T1: 2. Manifolds and Tensors

Question 1

What does it mean for spacetime to be ‘locally flat’?

Answer 1

Around every point, there is a coordinate system which maps a local neighbourhood to a point in the real plane.

Question 2

Define a coordinate system (and hence, coordinates)

Answer 2

A map from a part of spacetime to an open region in the n-dimensional real plane. Coordinates are the collection of corresponding functions.

Question 3

Define a coordinate transformation

Answer 3

The map between two overlapping coordinate systems across the n-dimensional real plane.

Question 4

Define a chart (coordinate system) in the context of manifolds.

Answer 4

Given a set M, a chart is a function phi which forms a bijection between U (the subset of M) and the open subset of the n-dimensional real plane defined by the action of phi on an element of U.

Question 5

Define an atlas

Answer 5

A collection of charts {(U_a, phi_a)}, such that:
- The union of all subsets U = M (i.e. the subsets cover the entire original set).
- If the intersection of a pair of subsets U_a and U_b is not the empty set, the successive map of the inverse phi_b and phi_a is differentiable where it is defined.

Question 6

Define a maximal altas

Answer 6

The collection of all charts which satisfy the atlas conditions.

Question 7

Define the n-dimensional manifold

Answer 7

The pair of a set M and a maximal atlas.

Question 8

Define the three primary kinds of vectors and which is most suitable on a manifold

Answer 8

a. Displacement vector
b. Tangent vector
c. Normal vector

b - Manifolds consider locally flat regions and the tangent vector in infinitesimally small.

Question 9

Why are displacement vectors not appropriate for use on a manifold.

Answer 9

They don’t form a vector space on a manifold: ‘tip to tail’ vector addition is not commutative.

Question 10

How do we define d/dλ in flat space?

Answer 10

V^μ ∂_μ = (dx^μ/dλ) ∂/∂X^μ

Question 11

Define a tangent vector field

Answer 11

A choice of vector V in the tangent vector space at each point p in M; a vector-valued function on M

Question 12

Define tangent vector space T_p

Answer 12

The space of vectors V=d/dλ tangent to M at point p.

Question 13

Define cotangent space T_p^*

Answer 13

The space of linear maps ω from the tangent space to the reals.

I.e. The space of vectors cotangent to M at point p.

Question 14

How do we define the cotangent vector?

Answer 14

A differential function df maps from tangent space to real numbers.
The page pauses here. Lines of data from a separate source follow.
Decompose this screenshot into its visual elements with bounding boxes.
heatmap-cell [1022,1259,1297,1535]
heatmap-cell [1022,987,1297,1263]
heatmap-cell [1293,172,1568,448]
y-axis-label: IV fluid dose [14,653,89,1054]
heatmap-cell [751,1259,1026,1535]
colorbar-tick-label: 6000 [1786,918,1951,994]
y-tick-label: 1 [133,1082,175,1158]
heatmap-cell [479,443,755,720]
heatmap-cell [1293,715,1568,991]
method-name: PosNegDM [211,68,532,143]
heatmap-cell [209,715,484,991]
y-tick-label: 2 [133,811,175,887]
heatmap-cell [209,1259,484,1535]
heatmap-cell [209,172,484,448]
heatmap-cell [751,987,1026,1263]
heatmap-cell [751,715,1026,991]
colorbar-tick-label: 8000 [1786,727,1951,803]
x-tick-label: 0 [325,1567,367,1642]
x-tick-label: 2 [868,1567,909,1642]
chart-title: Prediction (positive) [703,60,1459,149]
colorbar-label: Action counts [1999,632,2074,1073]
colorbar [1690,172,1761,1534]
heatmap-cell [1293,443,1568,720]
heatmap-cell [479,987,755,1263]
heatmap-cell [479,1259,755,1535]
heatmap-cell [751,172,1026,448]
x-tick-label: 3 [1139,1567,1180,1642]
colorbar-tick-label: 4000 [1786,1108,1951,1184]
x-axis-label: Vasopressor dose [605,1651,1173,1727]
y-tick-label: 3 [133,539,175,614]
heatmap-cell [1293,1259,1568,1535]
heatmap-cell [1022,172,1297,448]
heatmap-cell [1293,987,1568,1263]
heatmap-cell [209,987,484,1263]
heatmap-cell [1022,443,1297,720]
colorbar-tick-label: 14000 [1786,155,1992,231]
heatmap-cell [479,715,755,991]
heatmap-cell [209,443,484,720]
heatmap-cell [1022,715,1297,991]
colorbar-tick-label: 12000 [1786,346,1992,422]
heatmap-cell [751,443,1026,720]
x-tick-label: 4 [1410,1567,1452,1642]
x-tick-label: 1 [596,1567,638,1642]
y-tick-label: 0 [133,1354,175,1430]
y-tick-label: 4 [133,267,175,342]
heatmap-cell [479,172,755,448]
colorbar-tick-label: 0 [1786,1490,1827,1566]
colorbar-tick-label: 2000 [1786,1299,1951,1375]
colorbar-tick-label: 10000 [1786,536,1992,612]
We can equate this to the action of the tangent vector on some function f:

df(V) = V(f)

Question 15

Define cotangent vector field

Answer 15

A choice of cotangent vector ω∈ T_p^* at each point p in M.

Question 16

What is the basis of tangent vectors?

Answer 16

∂/∂X^μ

Question 17

What is the basis for covectors?

Answer 17

dx^μ

Question 18

How do we coordinate transform components of tangent vectors?

Answer 18

By chain rule on the coordinates in the component.

V ̃^μ = V^ν (tilde on top)

Refer to notes

Question 19

How do we coordinate transform components of covectors?

Answer 19

By chain rule on the coordinates in the basis vector.

ω ̃_μ = ω_ν (tilde on bottom)

Refer to notes

Question 20

Define a tensor of type [r,s] at a point p.

Answer 20

An object which linearly maps r covectors and s vectors to the reals.

Question 21

Define a type [r,s] tensor field

Answer 21

An object which gives an [r,s] tensor at each point p on M.

Question 22

What type of tensor is a function?

Answer 22

Type [0,0]: scalar

Question 23

What type of tensor is a vector (covector)?

Answer 23

Type [1,0] (type [0,1])

Question 24

What type of tensor is Kroneker delta? What is special about it?

Answer 24

Type [1,1] with same components in any coordiante system: diag(1, … ,1).

Question 25

What are the three tensor equation rules?

Answer 25

• Free/dummy indices
• Renaming indices
• Rearrange kernel symbols as desired

Question 26

Why is a [1,0] tensor a vector?

Answer 26

r denotes the number of covectors the tensor takes as an argument and maps to the reals.

This tensor takes one covector and maps it to the reals; the action of a vector.